Remember, a debrief’s prime purpose is to ensure what the trainee has done with the patient is safe.   During a debrief, the clinical supervisor will often tell the trainee things they have missed out on or things that they have done wrong and what should be done to rectify them.   Most trainees are diligent and get the changes done in a timely way.  But….

  • What if a trainee fails to do what you asked them to do? 
  • Let’s say the patient came to harm and the case went to court.  Clearly the trainee would be at fault.   

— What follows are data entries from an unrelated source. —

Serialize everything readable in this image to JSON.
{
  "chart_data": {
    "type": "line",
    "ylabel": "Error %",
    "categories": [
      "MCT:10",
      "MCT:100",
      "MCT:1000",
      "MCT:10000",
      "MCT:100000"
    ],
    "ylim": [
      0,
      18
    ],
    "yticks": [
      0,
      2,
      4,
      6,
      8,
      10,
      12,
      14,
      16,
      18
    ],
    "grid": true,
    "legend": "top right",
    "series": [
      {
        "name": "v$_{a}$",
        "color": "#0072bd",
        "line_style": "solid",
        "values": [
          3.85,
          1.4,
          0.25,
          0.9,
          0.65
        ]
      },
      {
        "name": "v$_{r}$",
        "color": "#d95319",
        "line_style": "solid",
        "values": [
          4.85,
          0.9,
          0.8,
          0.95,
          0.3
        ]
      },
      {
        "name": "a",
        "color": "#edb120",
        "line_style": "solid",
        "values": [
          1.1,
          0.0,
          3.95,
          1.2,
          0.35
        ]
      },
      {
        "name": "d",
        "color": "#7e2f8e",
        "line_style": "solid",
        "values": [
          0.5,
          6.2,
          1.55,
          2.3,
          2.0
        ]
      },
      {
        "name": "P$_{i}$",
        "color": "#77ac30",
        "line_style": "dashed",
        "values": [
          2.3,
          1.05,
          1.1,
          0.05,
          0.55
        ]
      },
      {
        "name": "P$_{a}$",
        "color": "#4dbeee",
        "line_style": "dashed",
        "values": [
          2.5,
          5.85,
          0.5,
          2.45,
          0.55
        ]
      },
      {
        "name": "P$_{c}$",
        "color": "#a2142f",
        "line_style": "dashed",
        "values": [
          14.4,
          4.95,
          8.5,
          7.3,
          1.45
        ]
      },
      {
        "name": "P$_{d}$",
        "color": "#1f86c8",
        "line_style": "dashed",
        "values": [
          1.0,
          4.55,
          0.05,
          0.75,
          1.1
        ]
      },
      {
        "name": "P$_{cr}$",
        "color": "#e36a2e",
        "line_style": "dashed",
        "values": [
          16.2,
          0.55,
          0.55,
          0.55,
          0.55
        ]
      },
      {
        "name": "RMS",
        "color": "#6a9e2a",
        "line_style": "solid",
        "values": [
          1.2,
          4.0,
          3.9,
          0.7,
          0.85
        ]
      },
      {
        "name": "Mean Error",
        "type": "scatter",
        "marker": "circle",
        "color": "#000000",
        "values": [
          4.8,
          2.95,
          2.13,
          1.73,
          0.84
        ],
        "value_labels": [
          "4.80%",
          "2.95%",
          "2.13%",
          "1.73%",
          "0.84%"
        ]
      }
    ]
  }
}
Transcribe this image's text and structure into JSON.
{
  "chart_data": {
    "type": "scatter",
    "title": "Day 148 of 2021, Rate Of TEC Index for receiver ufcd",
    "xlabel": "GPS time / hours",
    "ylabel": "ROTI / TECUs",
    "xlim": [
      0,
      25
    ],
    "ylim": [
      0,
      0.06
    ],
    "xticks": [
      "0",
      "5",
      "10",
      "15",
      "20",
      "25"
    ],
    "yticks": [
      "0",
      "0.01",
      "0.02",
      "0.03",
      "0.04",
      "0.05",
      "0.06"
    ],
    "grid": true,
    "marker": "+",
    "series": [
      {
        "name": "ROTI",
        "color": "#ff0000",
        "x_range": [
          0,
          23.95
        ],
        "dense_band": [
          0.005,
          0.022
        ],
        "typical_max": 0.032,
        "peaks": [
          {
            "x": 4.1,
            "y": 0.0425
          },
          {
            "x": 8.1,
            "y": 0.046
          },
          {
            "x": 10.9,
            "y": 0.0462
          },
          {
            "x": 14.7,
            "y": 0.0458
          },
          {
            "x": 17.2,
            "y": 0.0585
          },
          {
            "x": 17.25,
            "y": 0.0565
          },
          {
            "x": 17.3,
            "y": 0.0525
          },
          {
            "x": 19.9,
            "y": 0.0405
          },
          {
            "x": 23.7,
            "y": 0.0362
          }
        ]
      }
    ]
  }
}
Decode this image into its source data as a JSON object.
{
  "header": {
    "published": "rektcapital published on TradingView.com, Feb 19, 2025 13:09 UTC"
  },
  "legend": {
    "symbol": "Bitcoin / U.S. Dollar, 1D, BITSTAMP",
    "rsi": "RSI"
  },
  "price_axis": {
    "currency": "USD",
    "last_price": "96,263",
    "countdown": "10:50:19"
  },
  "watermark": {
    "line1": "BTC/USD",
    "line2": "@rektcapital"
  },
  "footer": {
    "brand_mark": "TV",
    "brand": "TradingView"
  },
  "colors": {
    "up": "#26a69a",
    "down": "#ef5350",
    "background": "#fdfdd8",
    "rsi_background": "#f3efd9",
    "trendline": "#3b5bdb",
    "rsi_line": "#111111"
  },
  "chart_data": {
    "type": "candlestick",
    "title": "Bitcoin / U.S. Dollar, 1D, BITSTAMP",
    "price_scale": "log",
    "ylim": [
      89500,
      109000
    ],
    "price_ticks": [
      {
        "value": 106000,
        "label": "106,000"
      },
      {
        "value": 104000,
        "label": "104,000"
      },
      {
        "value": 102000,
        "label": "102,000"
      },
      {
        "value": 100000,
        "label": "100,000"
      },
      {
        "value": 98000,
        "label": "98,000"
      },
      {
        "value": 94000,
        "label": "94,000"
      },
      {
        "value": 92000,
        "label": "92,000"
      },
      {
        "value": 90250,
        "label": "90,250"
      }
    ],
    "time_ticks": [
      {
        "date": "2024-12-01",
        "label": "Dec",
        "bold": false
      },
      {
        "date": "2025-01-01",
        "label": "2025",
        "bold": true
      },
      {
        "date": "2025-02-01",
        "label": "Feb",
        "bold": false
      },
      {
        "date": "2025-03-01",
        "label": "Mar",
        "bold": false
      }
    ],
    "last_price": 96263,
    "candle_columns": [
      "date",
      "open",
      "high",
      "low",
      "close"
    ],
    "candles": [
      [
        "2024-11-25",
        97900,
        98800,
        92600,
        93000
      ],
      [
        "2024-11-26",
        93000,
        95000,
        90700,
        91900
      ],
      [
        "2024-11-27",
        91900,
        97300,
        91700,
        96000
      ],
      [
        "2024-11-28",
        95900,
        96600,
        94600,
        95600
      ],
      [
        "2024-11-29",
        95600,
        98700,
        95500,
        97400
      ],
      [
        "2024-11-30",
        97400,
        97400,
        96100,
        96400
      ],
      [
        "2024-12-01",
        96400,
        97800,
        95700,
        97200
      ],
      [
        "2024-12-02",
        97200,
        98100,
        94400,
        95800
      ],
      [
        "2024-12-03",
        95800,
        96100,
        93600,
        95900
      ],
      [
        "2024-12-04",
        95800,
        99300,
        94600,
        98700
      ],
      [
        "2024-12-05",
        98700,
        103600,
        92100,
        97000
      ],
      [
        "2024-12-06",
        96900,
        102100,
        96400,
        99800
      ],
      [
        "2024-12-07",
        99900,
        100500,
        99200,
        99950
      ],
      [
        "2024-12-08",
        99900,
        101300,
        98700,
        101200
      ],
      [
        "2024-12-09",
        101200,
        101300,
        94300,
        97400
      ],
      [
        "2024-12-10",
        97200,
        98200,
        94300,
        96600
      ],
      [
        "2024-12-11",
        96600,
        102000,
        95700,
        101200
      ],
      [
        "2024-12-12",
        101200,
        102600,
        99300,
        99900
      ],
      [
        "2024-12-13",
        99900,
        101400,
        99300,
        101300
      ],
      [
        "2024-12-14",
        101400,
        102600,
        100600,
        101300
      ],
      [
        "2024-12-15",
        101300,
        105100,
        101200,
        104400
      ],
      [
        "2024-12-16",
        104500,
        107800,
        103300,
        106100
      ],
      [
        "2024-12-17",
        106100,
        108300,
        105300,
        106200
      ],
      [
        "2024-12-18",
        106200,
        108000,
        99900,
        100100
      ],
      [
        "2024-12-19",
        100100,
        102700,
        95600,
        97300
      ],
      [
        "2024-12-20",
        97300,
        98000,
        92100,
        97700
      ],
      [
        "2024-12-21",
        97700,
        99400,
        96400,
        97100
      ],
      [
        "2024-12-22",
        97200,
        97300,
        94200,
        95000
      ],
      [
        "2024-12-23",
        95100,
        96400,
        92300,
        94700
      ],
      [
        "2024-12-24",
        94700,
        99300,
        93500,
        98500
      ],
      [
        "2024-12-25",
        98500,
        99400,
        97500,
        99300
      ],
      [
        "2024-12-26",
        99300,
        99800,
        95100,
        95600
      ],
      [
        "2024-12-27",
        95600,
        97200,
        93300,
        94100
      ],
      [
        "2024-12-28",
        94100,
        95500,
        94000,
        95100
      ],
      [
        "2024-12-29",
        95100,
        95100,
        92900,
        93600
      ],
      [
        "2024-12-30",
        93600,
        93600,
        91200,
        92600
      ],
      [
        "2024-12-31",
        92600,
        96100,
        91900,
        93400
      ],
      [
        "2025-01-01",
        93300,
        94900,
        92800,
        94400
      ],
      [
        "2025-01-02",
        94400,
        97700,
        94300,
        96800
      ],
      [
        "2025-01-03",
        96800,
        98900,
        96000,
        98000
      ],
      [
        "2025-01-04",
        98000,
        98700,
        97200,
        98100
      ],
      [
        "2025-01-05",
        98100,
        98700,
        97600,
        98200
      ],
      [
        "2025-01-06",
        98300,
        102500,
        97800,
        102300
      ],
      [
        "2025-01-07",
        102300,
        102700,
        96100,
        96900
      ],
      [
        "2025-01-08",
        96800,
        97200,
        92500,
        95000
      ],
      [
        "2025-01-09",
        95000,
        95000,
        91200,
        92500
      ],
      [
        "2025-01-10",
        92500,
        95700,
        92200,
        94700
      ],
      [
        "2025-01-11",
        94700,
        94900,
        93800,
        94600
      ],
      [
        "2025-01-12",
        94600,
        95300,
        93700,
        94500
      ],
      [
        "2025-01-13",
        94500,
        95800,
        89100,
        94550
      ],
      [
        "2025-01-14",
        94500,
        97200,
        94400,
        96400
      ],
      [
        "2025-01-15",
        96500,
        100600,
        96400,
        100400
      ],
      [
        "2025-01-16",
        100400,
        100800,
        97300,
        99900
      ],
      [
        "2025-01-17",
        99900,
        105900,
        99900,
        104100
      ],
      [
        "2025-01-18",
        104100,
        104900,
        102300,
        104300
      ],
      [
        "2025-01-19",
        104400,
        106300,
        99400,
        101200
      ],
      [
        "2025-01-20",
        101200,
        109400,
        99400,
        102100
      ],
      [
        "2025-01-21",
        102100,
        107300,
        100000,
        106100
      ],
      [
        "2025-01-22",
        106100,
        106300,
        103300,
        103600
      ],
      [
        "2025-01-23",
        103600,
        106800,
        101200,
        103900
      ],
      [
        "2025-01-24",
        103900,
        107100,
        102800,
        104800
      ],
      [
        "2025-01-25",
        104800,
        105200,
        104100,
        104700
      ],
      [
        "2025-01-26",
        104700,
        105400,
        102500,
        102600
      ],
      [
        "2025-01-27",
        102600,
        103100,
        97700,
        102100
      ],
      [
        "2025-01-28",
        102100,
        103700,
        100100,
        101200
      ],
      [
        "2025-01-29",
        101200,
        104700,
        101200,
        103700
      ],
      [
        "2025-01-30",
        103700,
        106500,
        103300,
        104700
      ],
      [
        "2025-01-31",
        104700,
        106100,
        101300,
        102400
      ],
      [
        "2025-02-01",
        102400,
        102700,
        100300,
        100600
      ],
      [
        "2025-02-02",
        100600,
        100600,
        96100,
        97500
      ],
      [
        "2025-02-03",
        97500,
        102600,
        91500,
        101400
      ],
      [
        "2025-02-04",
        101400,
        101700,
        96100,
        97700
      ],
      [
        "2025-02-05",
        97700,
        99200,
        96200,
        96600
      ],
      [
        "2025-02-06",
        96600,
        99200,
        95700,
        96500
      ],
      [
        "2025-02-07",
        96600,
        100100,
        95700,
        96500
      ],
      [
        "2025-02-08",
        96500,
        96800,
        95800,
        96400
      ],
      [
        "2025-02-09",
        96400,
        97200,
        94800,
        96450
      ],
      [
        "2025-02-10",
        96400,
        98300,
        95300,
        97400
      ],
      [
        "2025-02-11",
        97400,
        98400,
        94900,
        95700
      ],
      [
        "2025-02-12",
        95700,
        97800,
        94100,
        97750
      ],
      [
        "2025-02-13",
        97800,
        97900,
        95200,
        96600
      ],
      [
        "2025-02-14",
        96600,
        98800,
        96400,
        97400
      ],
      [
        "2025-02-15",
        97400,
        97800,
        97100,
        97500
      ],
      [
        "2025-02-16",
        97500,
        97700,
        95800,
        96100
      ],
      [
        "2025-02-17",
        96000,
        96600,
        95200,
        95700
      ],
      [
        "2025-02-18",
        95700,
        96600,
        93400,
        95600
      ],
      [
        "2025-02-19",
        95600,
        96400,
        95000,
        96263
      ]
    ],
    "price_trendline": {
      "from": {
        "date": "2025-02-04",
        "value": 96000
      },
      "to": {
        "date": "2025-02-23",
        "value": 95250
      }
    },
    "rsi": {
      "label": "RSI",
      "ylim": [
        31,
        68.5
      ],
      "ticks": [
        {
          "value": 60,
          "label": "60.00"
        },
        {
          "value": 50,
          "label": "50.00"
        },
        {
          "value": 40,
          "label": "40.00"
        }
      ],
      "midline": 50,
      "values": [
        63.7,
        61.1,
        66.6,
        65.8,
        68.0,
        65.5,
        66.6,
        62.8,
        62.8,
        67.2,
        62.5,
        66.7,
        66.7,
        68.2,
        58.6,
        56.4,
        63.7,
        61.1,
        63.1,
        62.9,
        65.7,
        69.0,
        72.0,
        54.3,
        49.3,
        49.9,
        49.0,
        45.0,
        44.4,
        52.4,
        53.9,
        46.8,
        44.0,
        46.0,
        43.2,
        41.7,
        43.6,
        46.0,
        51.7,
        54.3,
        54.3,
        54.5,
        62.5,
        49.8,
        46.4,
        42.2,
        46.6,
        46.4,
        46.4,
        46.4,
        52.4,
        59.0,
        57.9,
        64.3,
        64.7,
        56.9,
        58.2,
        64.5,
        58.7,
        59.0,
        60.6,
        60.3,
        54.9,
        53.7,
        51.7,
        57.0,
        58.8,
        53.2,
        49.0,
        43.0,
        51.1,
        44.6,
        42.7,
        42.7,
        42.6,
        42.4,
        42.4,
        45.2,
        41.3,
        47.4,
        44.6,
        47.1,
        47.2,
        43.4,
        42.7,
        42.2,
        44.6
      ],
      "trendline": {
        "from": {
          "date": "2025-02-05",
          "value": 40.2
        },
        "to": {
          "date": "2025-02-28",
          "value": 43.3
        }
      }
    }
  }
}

  • But you are their supervisor and you would come under scrutiny too.
  • Where do you record what you advised the trainee what to do?
  • If there is no record, how would you tell the court precisely what you advised the GP trainee?
  • Where would be the proof you said that if the trainee claimed you did not?

So, I have a suggestion for you – add a “quick consultation note” for those debriefed patients where an action needed.  You might think this will transpire into a lot of extra work – but it woudn’t be.  If what the trainee has done with the patient is reasonable and safe – nothing to add to the record.  But if you notice something missing or needs changing, then add a quick note like “DEBRIEF – do a CXR” or “DEBRIEF – refer to gastroenterology”.   In this way, should anything end up in court for failure to act – then the responsibility lies mostly with the GP trainee who failed to act on what you advised.